# how could i set up a 2 gallon breeder?



## Kibblemania1414 (Feb 13, 2011)

how could i set up a 2 gallon breeder? do you know any good fish that breed well in a 2 gallon? and could you give me any good setup advice.


----------



## automatic-hydromatic (Oct 18, 2010)

cherry shrimp maybe :/ 2 gallon is pretty small...


----------



## Kibblemania1414 (Feb 13, 2011)

ya, i was thinking just a pair of Elassoma evergladei, a very small fish and is considered an oddball. all you need is a clump of java moss and java fern. that's the only idea i have so far. that's why i need some more.


----------



## automatic-hydromatic (Oct 18, 2010)

possibly those

that is an odd species for sure  you'd think living 3 hours from the Florida Everglades I would know more about this native fish


----------



## Kibblemania1414 (Feb 13, 2011)

that's a north American fish...


----------



## jrman83 (Jul 9, 2010)

Cool fish, looks closer to a Platy than a Cichlid.
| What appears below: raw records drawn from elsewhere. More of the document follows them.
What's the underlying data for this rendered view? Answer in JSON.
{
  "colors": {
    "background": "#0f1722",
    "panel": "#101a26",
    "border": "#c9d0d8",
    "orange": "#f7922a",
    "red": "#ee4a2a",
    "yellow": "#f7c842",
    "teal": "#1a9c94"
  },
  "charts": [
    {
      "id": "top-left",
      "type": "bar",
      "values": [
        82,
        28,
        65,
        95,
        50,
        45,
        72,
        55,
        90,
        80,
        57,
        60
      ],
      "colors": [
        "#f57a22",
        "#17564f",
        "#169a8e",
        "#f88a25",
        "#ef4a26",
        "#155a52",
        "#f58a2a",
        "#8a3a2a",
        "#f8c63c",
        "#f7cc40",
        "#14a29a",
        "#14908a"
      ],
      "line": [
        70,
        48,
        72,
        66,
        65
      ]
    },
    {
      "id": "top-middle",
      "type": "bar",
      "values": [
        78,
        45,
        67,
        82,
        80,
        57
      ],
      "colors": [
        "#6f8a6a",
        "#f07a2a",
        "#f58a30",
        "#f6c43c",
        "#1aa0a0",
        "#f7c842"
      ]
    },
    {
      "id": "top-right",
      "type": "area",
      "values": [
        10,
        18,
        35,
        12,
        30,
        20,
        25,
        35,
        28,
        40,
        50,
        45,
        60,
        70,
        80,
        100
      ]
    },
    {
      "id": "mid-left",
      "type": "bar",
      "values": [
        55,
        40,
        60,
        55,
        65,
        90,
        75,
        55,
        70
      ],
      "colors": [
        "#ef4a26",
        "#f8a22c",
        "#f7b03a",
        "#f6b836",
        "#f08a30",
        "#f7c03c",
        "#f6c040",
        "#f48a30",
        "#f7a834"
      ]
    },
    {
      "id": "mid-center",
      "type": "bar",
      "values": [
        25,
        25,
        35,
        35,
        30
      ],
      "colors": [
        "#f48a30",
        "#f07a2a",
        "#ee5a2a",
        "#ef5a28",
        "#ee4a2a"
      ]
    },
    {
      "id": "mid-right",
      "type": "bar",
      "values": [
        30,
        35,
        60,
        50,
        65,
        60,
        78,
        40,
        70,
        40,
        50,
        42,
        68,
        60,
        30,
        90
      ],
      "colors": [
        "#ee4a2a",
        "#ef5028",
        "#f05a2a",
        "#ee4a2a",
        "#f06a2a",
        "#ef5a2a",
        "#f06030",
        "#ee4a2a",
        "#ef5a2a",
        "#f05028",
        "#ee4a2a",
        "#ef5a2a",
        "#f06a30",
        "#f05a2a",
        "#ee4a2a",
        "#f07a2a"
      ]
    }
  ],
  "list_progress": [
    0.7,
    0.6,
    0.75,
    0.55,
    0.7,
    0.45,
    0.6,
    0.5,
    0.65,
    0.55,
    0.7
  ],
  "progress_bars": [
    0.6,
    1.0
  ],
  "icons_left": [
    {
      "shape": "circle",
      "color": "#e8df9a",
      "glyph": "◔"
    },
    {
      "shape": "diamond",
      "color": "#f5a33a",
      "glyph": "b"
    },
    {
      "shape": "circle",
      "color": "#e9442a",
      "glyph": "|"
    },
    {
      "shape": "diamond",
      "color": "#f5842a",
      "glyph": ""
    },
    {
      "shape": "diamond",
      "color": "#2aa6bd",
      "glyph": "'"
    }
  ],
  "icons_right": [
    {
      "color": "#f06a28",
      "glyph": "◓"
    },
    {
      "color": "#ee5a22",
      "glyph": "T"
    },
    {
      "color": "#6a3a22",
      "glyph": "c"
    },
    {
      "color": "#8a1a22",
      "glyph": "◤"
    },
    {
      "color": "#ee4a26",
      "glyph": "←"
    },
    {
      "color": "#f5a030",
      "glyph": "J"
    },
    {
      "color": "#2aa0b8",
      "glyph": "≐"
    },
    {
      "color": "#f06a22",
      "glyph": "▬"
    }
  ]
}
I don't know too many specifics about breeding, but it seems to me that a 2g may be suited for a drop tank for livebearer fish or a place to move the fry to once born...beyond that not sure.


----------



## automatic-hydromatic (Oct 18, 2010)

Kibblemania1414 said:


> that's a north American fish...


Florida is in North America 

Southern North America, but North America none the less


----------



## majerah1 (Oct 29, 2010)

IDK,parts of the south definately seem like a foreign country.

seriously,I would only use it as a drop tank for a few days and nothing more.even cherries are suggested to have ten gallons for spawning.


----------



## automatic-hydromatic (Oct 18, 2010)

majerah1 said:


> IDK,parts of the south definately seem like a foreign country.
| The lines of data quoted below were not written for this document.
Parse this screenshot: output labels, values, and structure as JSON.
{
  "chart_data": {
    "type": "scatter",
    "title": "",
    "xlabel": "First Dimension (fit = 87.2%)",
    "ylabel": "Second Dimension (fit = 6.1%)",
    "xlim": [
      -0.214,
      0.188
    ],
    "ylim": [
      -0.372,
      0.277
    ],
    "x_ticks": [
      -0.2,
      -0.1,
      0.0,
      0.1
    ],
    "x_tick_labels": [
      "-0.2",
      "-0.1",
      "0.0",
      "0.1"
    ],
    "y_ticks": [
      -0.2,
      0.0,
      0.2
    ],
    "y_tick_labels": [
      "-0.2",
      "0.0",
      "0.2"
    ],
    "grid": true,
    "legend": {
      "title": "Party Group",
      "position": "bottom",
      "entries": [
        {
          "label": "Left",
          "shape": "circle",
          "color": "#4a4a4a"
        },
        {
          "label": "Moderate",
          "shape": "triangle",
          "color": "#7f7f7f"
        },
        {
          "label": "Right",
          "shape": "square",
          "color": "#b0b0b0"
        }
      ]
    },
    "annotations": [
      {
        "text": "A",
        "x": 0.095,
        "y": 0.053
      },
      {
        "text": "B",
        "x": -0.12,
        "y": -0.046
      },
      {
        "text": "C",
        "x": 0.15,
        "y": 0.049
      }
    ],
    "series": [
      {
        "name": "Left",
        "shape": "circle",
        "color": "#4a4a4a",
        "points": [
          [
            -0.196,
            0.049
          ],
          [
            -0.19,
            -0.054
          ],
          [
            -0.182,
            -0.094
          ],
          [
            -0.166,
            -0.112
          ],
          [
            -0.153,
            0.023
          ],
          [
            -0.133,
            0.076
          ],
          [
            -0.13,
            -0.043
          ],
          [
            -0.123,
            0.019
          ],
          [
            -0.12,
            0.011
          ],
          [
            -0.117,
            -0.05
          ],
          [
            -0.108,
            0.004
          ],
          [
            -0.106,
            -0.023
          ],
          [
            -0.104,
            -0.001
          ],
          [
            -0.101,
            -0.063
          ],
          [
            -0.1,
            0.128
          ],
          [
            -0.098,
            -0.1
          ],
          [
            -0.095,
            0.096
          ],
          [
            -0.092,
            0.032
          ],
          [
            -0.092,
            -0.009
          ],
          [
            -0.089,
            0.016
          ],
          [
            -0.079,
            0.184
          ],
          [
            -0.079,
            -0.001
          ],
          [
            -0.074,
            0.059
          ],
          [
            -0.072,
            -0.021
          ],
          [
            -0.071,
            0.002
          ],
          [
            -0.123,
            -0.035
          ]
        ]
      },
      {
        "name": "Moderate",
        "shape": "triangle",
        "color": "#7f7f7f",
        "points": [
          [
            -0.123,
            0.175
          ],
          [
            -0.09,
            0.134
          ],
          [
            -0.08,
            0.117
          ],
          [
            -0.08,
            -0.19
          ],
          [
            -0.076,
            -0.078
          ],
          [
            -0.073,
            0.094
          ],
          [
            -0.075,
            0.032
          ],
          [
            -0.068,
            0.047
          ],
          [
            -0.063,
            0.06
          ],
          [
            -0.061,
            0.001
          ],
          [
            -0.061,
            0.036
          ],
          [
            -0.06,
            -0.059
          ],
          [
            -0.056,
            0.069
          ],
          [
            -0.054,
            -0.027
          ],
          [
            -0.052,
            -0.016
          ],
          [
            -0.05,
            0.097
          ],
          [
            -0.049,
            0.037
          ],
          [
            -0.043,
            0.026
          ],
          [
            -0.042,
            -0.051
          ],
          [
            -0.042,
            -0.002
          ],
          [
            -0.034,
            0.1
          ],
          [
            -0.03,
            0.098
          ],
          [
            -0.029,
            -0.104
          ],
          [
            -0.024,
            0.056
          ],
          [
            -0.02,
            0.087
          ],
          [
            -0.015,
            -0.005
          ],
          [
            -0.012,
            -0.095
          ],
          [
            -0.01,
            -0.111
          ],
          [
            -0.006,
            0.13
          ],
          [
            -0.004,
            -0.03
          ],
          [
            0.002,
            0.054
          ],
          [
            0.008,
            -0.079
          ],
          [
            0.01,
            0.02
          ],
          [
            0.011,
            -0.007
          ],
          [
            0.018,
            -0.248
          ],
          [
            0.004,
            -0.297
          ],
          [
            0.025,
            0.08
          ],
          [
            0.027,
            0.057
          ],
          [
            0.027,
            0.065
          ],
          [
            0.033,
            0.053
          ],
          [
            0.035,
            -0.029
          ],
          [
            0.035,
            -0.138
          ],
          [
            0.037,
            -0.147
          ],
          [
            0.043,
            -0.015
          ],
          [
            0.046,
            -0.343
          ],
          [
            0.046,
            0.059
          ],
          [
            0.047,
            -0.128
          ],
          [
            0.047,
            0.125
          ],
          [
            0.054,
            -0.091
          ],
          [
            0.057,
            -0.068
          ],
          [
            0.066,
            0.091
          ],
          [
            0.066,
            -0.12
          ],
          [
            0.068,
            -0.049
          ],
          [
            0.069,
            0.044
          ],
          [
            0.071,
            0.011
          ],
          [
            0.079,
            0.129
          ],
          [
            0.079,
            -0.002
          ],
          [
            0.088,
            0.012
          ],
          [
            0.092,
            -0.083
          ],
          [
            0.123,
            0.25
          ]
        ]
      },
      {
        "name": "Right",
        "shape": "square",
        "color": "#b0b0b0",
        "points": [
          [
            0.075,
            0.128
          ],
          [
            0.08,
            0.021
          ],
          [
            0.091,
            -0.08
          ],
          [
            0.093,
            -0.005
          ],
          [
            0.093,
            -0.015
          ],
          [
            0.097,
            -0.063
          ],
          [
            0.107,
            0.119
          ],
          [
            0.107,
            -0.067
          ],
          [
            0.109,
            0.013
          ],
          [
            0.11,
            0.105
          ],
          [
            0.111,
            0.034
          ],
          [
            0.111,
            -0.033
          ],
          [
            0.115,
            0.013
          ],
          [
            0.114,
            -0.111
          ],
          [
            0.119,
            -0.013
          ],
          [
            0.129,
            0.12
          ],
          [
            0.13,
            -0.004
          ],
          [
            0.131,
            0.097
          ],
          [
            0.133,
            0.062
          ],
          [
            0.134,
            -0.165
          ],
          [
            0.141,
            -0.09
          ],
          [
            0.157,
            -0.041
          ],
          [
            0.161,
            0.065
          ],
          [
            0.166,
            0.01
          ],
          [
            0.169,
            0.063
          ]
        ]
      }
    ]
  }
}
lol, we have our own ecosystems down here... there's some crazy creatures living in these here swamps


----------



## Kibblemania1414 (Feb 13, 2011)

Lol, when he said north america i meant north of north america. Lol


----------



## automatic-hydromatic (Oct 18, 2010)

oh gotcha


----------



## Kibblemania1414 (Feb 13, 2011)

Ya, do you know any other good fish to breed for a 2 gallon??


----------



## Kibblemania1414 (Feb 13, 2011)

bump


----------



## Kibblemania1414 (Feb 13, 2011)

any ideas?


----------



## mec102778 (Feb 17, 2011)

2 gallons, I'm clueless. Which isn't anything new where fish keeping is concerned. Shrimps maybe?


----------



## fishlover2000 (Feb 27, 2011)

Maybe two (2) mollies or female or male guppies. But u should look in on getting a bigger tank. Or one male betta or just 2 female bettas! Its hard to say with a 2 gallon tank


----------



## Vince (Dec 10, 2010)

I'm breeding guppys in a a 2 gallon tank and doing very well ...........I take fry out as they are born put them in different tank. 
Some of them have matured and they are breeding now.


----------



## Kibblemania1414 (Feb 13, 2011)

nice!! thats what i was going to do for my 10 gallon, breed guppies. thanks everybody!!


----------



## dafrimpster (Mar 23, 2011)

Heterandria Formosa would work well in a 2g tank.


----------